Trans people might be their current target, but there is discussion in certain Republican circles of taking back the gains that LGBTQ people have made in legislation, the courts, and in Americans’ attitudes. Some Republicans, for example, have been openly sharpening their knives to refight the battle that legalized gay marriage. In their minds gay and lesbian people are not deserving of the right to stable, loving relationships.

They’re starting off slow by banning books dealing with LGBTQ issues and lifestyles and purging mention of the contributions that these people have made to creating an affirming society. Republicans don’t expect gay and Lesbian people to be decent, caring, and patriotic. So mention of historically significant LGBTQ people is being scrubbed from Republican controlled websites, monuments, and school curricula.

So like much of muddled and shortsighted Republican thinking, there is not much thought given to what America will become if and when it rescinds gay rights. We can get some idea that it won’t be pretty, given what’s happening with the Republicans’ successful attack on abortion rights. We’ve got women being harmed and even dying when they’re denied medical care to terminate a pregnancy gone wrong.

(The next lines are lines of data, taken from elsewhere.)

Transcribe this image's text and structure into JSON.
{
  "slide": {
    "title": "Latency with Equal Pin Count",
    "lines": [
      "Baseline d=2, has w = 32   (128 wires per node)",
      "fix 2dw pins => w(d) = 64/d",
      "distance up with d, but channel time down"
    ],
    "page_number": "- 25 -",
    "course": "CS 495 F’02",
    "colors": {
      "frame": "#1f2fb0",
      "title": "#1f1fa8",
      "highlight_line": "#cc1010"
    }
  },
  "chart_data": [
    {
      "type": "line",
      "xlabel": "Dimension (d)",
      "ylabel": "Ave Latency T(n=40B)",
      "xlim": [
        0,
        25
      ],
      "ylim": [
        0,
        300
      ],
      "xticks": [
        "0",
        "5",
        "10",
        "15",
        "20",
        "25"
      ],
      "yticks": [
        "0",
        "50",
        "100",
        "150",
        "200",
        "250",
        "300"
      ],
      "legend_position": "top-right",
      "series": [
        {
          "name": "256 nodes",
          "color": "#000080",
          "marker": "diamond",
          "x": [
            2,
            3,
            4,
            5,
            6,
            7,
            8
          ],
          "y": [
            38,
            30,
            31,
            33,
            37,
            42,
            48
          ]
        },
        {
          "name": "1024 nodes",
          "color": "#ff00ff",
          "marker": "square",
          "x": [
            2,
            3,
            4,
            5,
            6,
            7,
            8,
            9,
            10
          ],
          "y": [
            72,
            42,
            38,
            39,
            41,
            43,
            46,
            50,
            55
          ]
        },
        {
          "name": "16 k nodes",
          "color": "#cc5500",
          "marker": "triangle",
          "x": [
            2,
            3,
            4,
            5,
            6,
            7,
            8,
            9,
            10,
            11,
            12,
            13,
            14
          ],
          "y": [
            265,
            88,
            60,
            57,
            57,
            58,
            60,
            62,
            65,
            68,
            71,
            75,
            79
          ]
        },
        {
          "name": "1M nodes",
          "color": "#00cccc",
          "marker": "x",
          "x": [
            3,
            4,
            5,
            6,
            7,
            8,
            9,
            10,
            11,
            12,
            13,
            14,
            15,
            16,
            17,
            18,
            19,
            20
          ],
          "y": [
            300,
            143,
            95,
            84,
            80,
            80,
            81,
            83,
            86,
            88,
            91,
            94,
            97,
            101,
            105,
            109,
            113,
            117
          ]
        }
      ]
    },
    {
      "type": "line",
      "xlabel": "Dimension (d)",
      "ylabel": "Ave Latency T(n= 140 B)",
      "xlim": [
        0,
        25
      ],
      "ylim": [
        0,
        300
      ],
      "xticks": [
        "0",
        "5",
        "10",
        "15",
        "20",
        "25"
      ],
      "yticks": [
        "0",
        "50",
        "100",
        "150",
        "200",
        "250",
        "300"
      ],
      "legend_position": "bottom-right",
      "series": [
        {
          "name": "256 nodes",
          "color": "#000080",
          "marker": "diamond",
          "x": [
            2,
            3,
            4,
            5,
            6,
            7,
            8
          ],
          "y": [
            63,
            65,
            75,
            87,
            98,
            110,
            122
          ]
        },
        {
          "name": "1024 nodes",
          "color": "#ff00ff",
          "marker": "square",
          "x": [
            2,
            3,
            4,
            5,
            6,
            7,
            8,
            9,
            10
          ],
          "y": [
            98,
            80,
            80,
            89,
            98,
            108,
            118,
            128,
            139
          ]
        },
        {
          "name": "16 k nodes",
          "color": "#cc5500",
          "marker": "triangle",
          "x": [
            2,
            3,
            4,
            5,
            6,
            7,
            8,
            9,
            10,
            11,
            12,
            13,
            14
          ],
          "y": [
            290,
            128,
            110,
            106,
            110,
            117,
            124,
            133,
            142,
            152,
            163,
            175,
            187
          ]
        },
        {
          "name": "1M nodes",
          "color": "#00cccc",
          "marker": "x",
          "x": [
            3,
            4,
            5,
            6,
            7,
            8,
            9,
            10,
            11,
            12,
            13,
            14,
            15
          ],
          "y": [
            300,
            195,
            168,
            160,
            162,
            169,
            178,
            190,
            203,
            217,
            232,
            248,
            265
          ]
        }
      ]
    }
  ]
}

With LGBTQ people we already know from past histories how America has regarded them. In the bad old days, bad old practices led to high rates of social stigma and isolation, self-harming, and suicide. It’s all understandable. When you shit all over powerless people they don’t react well to it.

But there are also negative effects on the wider society. When people become antagonistic to a large segment of their population, it creates tensions that erupt into violence. Here I don’t mean it will be LGBTQ people who commit that violence. It will be violence committed on them. Discrimination makes bullies. Don’t look any further than what Black Americans have put up with, and still do, from their haters.

LGBTQ people are Americans. They were born here and fall under the “all men are created equal” statement in the Declaration of Independence. But there is a lot of negatives thrown at them. The argument that they want to recruit kids to their lifestyle is wrong. They know that being LGBTQ is something they are endowed with, not something they acquired. The argument that they are cultural misfits and need to be suppressed is wrong. They are contributors to making America a force that shapes world culture. The argument that they violate moral standards is wrong. That argument is simply evidence that religions can be intolerant.

Democrats believe that there is strength in diversity. Even if it were possible to homogenize the population into just straight men and women, it wouldn’t necessarily be a desirable outcome. Diversity leads to new ideas, new ways of thinking, new actions that meet new challenges. Diversity cooked into the evolutionary process is what made us adaptable and as successful as we are as a species. You don’t want to lose diversity. You want to protect it.